Caixa Econômica Federal had data exposed from 644 PIX keys, according to a statement from the Central Bank issued this Friday (8). The exhibition took place between the 24th and 25th of September with information that the institution says is not confidential, fiscal or patrimonial.
According to the monetary authority, data such as user name, CPF, agency and information relating to the creation of the PIX key by the account holder, among others, were exposed.
In a note, Caixa responded that customers were notified and the situation was quickly corrected. “The bank reaffirms its commitment to the security and privacy of its customers’ data and highlights that it continually improves the security criteria in its channels, products and services”, he pointed out.
SEE ALSO:
-
Without agreement, spending cut announcement is postponed once again
The Central Bank reported that this is the 16th record of data exposure from the PIX system since its launch in November 2020. According to the authority, the failure occurred due to specific problems in the institution’s systems.
The monetary authority highlighted that the exposed data did not include information protected by banking secrecy, such as balances, passwords or statements. In other words, customers’ financial transactions were not affected.
Although the potential impact of the incident is considered low, the BC decided to disclose what happened “in the name of its commitment to transparency”. Data exposure means that the information was temporarily visible to third parties and, although there is no confirmation of an actual leak, there is the possibility that it was accessed.
The Central Bank also informed that affected customers will be notified exclusively through official channels, such as the application and internet banking.
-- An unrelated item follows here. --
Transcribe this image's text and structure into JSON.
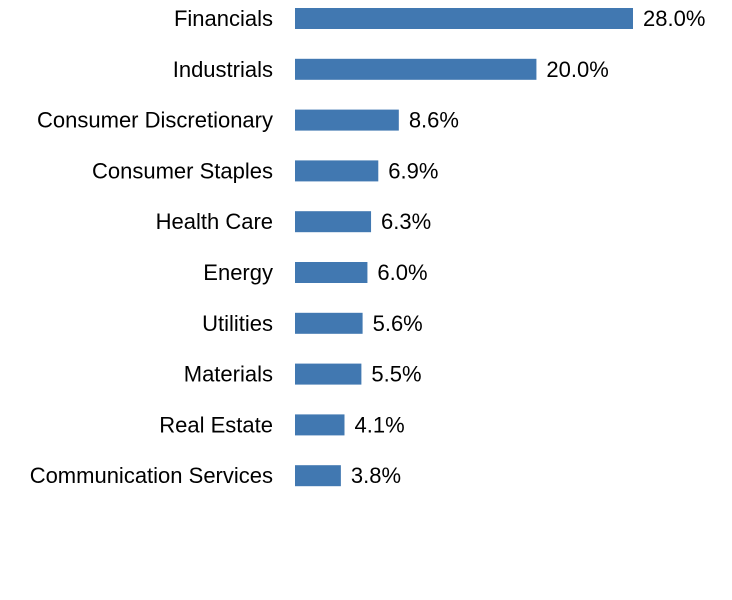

And he warned users to disregard any contact attempts by phone, SMS, emails or application messages that may try to impersonate the institution, as these are not authorized means for this communication.
The Central Bank also stated that it is investigating the incident and may impose sanctions on the institution, in accordance with current legislation. Depending on the severity, penalties may include fines, suspension or even exclusion of Caixa from the PIX system.
As determined by the General Data Protection Law (LGPD), the BC maintains a page () for citizens to monitor incidents related to Pix keys or other personal data under its management.